If you work for tips, you know how important it is to go home at the end of your shift with your cash in your pocket, knowing you’ve gotten paid for the day. But what if your boss got to keep the wages instead, and pay you later, maybe? That’s the deal the Trump administration is proposing for restaurant workers nationwide. The Labor Department thinks workers should trust bosses to hold on to workers’ tips and take their own cut as they please.
The Department of Labor has proposed a rule change that would tweak federal labor standards for tipped workers, such as restaurant servers and bartenders, to give employers major discretion over how to spend the wages workers earn in cash tips. Under current rules, workers generally keep the tips paid directly by customers; so what’s left on the table typically goes into the server’s pocket, or a guest leaves a customary tip for their usual bartender—period. But now, the administration wants to let the boss have first dibs.
Under the proposed revision to federal wage regulations, employers would gain primary authority to control and redistribute tipped earnings, the same way they would, presumably, with any other regular business revenue. But labor advocates say this would open another pathway to steal tips that the worker earned through their individual service, based on the assumption that staff will ultimately be left with at least the minimum wage of $7.25 per hour.
According to Raj Nayak, director of research at National Employment Law Project (NELP), the proposed reform simply means “employers will have the opportunity under federal law to say, as long as we pay you [the federal minimum wage], we can then take all of your tips, and we can redistribute them how we’d like or we can pocket them.”

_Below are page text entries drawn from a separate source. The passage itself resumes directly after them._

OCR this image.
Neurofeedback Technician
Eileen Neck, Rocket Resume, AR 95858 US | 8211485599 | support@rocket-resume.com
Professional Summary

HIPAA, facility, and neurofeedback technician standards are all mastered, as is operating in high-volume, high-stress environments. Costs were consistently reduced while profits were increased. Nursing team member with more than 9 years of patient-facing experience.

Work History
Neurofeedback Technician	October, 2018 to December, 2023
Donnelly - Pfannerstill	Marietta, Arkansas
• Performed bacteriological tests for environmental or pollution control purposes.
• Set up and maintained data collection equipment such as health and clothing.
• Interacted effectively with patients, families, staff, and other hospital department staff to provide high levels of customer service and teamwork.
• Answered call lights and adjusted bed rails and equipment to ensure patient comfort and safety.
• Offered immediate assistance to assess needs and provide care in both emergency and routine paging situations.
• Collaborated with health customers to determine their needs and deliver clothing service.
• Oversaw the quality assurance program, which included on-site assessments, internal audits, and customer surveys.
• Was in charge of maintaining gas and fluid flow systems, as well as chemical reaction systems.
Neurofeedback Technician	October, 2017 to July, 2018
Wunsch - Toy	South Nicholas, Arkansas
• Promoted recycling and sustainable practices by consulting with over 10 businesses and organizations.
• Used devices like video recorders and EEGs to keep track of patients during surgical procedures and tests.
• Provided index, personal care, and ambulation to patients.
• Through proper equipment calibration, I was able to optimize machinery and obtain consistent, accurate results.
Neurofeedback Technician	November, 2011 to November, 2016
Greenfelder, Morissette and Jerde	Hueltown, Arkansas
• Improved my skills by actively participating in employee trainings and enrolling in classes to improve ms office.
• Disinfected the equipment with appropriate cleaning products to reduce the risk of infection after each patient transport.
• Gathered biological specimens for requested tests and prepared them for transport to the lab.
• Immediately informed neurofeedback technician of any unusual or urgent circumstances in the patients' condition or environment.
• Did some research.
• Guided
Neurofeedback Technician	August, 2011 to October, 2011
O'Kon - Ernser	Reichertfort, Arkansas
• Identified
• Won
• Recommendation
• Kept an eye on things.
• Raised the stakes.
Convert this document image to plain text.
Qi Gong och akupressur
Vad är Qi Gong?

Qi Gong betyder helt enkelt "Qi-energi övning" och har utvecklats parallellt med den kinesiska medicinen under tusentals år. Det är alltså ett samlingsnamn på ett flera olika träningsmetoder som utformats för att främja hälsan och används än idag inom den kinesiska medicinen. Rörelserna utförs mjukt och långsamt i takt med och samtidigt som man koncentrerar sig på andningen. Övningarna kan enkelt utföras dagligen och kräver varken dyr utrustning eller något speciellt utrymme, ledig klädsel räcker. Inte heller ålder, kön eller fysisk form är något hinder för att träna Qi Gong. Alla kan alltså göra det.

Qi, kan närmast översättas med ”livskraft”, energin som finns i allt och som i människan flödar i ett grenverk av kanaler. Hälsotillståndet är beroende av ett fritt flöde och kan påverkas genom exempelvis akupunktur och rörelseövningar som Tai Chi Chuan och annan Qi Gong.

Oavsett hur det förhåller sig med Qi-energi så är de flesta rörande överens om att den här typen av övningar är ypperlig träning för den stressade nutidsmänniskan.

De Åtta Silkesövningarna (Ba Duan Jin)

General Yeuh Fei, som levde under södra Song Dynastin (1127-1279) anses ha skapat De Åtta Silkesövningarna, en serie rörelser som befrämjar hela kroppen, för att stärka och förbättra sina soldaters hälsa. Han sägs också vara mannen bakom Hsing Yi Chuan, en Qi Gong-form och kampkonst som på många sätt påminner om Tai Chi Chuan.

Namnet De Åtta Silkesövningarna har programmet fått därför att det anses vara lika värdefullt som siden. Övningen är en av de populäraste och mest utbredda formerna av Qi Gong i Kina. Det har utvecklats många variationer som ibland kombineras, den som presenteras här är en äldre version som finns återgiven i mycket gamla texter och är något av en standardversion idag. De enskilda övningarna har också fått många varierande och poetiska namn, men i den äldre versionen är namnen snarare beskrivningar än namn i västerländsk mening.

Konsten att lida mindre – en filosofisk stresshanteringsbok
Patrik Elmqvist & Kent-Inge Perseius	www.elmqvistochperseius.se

The Labor Department has justified the proposal as a correction to policies around the “tip credit”–the second wage tier designated for tipped workers. Federal law enables servers and other “front of the house” staff to be paid on the basis of a “subminimum wage” of just $2.13 an hour, with the assumption they earn at least the full legal base wage when tips are factored in.
The administration—which cites recent court rulings that favor giving employers greater authority to control tipped earnings—argues that the proposed reform would give bosses “greater flexibility in determining the pay policies for tipped and non-tipped workers.” Supposedly, magnanimous employers would use the confiscated cash to “share” more tips with more workers, helping “to reduce wage disparities…and to incentivize all employees to improve that experience regardless of their position.” That may seem like an ideal all-boats-rise scenario. But labor advocates see no reason to entrust managers to manipulate workers’ tips. The reality is that, even under current rules, labor abuses and wage theft are endemic to the restaurant industry; according to the Economic Policy Institute, about one in seven food- and drink-service workers report being paid less than minimum wage—making up roughly one-quarter of all wage-theft cases nationwide.